Erwachsenwerden in Buchform: der Coming-of-Age-Roman

© Otto Müller Verlag

To come of age = erwachsen/volljährig werden – und um nichts Anderes geht es in Coming-of-Age-Geschichten: Wir begleiten einen Charakter im Verlauf des Buches von Kindheit über Jugend bis zum (jungen) Erwachsenenalter.
Doch woher kommt diese Art von Geschichte eigentlich? Und was fasziniert Autor:innen und Leser:innen daran?

Ein schüchterner Junge, der über die Jahre an Selbstvertrauen gewinnt; eine junge Frau, die endlich die Geschehnisse ihrer Kindheit hinter sich lassen kann; ein junger Mann, der trotz schöner Kindheit nicht Fuß fassen kann im Erwachsenenleben: Coming-of-Age-Geschichten können ganz unterschiedliche Formen annehmen. Trotzdem haben sie alle eines gemeinsam: die Entwicklung ihrer Protagonist:innen. Bei dem Wort ‚Entwicklung‘ könnte bei der ein oder anderen literaturhistorisch-affinen Person nun ein Licht angehen: denn im Grunde ist der Vorgänger des Coming-of-Age-Romans der Entwicklungs- oder Bildungsroman.

Diese Art von Roman verknüpfen viele von uns mit dem Deutschunterricht, Büchern wie Wilhelm Meisters Lehrjahre (1795/96) von Johann Wolfgang von Goethe oder Geschichte des Agathon (1766/67) von Christoph Martin Wieland – und mit Anstrengung. Denn allein die Genrebeschreibung Bildungs– oder Entwicklungsroman klingt schon irgendwie mühsam und nicht unbedingt nach dem größten Lesevergnügen.
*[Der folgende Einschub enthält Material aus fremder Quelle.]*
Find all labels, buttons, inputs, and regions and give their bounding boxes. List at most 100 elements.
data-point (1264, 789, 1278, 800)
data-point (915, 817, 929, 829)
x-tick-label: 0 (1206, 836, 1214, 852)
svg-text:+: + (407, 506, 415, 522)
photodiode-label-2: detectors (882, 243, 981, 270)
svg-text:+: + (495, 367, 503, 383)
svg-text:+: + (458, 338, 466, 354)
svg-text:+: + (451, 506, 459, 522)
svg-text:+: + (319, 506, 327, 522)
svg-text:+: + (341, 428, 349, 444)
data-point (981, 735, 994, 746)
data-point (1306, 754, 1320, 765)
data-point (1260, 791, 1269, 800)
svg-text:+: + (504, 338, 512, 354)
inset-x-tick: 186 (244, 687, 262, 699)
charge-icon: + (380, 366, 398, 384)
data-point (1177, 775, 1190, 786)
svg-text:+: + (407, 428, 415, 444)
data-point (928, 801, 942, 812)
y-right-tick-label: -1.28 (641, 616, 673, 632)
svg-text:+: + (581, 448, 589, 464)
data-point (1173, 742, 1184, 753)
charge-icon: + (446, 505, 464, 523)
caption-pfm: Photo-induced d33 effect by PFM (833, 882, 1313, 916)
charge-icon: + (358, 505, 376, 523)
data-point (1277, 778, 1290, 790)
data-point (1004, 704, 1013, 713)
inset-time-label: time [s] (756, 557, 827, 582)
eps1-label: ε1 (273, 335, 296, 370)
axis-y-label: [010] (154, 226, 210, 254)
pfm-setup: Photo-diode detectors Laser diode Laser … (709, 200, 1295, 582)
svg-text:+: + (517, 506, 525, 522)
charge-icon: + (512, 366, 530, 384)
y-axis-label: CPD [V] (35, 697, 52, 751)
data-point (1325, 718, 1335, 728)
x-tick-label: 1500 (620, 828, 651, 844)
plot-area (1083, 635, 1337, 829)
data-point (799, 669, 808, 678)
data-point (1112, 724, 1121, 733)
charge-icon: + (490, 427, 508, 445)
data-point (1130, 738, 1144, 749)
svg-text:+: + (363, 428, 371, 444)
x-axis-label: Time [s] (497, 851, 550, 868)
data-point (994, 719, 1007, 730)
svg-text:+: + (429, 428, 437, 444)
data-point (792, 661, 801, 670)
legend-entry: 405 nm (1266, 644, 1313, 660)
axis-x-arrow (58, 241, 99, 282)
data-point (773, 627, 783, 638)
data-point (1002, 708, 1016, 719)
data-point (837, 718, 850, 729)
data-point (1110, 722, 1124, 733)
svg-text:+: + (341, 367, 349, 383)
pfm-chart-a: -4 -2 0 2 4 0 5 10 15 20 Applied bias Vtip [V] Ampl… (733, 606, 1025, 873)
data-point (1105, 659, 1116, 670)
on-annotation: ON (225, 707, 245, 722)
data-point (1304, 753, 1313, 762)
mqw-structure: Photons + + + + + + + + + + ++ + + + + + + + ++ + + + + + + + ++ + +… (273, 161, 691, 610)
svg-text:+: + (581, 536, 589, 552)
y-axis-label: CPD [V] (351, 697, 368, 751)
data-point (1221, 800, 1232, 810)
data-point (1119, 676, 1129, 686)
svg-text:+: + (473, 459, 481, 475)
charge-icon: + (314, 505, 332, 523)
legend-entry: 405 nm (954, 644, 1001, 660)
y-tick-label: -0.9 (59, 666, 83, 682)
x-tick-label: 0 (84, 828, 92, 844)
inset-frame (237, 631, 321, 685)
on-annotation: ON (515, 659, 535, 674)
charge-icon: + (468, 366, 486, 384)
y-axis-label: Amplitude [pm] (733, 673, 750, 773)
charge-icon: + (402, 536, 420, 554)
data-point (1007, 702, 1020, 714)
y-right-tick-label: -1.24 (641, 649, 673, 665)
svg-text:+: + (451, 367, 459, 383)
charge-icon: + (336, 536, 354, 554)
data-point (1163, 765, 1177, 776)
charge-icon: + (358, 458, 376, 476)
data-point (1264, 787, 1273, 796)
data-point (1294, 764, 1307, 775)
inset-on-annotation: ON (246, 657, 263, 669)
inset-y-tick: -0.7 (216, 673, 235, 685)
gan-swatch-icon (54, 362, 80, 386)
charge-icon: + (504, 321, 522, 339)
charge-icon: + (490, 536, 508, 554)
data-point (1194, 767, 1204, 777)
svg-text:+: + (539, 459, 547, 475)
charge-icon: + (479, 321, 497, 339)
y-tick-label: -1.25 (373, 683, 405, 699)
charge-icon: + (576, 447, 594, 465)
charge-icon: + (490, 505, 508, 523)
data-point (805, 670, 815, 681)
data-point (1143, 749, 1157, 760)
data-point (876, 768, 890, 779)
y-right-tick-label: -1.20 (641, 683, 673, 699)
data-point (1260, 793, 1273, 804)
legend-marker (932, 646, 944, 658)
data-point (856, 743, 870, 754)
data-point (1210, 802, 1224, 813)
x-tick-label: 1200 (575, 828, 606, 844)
Daher übernahm die Literaturwelt kurzerhand den Begriff coming of age, der in der Filmbranche schon länger gang und gebe ist, um solche Geschichten des Erwachsenwerdens zu beschreiben – und wie wir alle wissen: Englische Wörter wirken einfach cooler (beabsichtigte Wortwahl) und steigern somit das Interesse.

Doch was bringt eine:n Autor:in dazu, die (oftmals) langjährige Entwicklung ihrer Protagonist:innen als Hauptthema des eigenen Romans zu wählen? Minu Ghedina, Autorin zweier Coming-of-Age-Romane, erklärt ihren Zugang zum Genre so:

„Ich finde es sehr spannend, Entwicklungen aufzuzeigen, den Weg des Herauskristallisierens der eigenen Persönlichkeit, die in uns ruht, aufzuschlüsseln, sozusagen nachzuvollziehen, wie wir geworden sind und warum wir so und so handeln.

Zu ihren beiden Coming-of-Age-Romanen meint sie folgendes:

„In Die Korrektur des Horizonts war mir wichtig zu beschreiben, wie sehr unsere Kindheit, unsere Erlebnisse, unsere Traumata unser Leben prägen, unser Handeln und Denken und die sozialen Fähigkeiten beeinflussen, aber auch, dass man sich aus Wirrnissen bis zu einem gewissen Grad befreien und daraus auch Kraft schöpfen kann.
Im zweiten Roman Am Rande das Licht hat der Protagonist zwar eine sehr stabile Kindheit, die ihn aber nicht schützt vor den großen Herausforderungen, mit denen junge Menschen im Moment besonders kämpfen müssen und trotz einer stärkenden Kindheit sich verlieren können und es oft kein einfacher Weg ist, darin seine eigene Identität zu definieren.“

Und was fasziniert Leser:innen an dieser Art von Geschichte? Oft ist es die Universalität, schließlich sind wir alle einmal erwachsen geworden (oder werden es noch) und haben vielleicht ähnliche Ereignisse erlebt oder Probleme durchgemacht. Besonders, wenn es eine Geschichte ist, die sich mit marginalisierten Identitäten (z.B. im Bezug auf Sexualität, Herkunft oder Geschlecht) beschäftigt, bietet sie Lesenden einen Ort der Identifikation und kann sogar einen Diskurs über diese Themen anregen. Außerdem geben einem (positive) Coming-of-Age Geschichten während und vor allem nach dem Lesen ein gutes Gefühl, da man den Charakter bei seiner/ihrer Entwicklung begleitet hat und diese mit ihm/ihr zu Ende gebracht hat – und wir alle lieben doch ein Erfolgserlebnis, nicht wahr?

Übrigens: Zwei weitere Beispiele für Coming-of-Age-Geschichten in unserem Verlag sind Trabant von Stefan Sommer oder Verpuppt von Ana Marwan.